Sy-Savane Oumar's murder remains unsolved, and that angers his colleagues, who helped raise $4000 to ship his body home. Some African community activists in Harlem contend that because Fernando Mateo, the head of the New York State Federation of Taxi Drivers—a livery group—is Latino, he is not as concerned about the problems of African drivers.
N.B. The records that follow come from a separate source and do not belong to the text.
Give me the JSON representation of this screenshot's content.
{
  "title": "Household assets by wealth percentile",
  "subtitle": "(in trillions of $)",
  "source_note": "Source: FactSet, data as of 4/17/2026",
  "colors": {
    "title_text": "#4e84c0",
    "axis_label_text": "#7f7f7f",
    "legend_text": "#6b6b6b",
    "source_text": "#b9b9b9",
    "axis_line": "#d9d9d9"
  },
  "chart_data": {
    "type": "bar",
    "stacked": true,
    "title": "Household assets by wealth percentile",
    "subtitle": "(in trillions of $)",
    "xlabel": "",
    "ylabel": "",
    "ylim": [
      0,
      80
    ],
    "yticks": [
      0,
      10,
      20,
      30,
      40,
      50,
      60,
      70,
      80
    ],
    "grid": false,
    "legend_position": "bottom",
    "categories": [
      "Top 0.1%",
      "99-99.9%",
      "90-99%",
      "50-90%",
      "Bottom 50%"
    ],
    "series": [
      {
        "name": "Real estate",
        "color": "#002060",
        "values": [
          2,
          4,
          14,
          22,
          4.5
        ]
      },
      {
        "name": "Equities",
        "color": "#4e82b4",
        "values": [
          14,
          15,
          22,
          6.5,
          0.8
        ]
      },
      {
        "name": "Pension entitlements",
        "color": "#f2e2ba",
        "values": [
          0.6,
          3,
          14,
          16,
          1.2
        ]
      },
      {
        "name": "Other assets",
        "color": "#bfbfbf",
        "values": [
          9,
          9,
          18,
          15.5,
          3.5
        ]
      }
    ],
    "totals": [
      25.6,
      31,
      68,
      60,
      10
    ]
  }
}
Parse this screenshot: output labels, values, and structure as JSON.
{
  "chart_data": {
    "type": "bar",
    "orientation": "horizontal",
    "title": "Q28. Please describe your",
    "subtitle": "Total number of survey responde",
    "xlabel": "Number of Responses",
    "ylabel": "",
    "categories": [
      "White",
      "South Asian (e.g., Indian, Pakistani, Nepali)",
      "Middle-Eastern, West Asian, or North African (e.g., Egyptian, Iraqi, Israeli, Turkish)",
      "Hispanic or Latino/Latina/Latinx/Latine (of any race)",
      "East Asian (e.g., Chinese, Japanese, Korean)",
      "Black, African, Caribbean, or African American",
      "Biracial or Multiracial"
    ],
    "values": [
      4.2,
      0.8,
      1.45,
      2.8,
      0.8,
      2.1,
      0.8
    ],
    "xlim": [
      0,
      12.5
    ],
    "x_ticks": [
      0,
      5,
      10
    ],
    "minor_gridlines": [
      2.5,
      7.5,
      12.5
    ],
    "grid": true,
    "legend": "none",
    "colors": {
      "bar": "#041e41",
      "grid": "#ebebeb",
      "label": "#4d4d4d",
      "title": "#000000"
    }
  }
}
Mateo could not be reached for comment, but he has been outspoken on the murders, declaring that the federation "will not tolerate this." On February 25, after a livery cab driver was shot in Brooklyn during a $170 robbery, Mateo angrily called on Mayor Rudolph Giuliani to "take responsibility for these ruthless killings." He added that "if the mayor can take credit for all the good in the city, then it's time for him to explain how the city plans to protect the hard-working livery cab drivers."

No figures about the ethnic breakdown of the victims were available as of late Monday, but clearly the majority have been black or Latino—and immigrants. "We don't feel like the authorities or the cops are doing what they are supposed to be doing," says Dame Babou, the activist North American correspondent for Sud Communications, a Paris-based network of radio stations and newspapers. "I'm absolutely sure that if some young grad school student from the suburbs were killed in his car, you'd be seeing TV cameras and detectives walking the area night and day."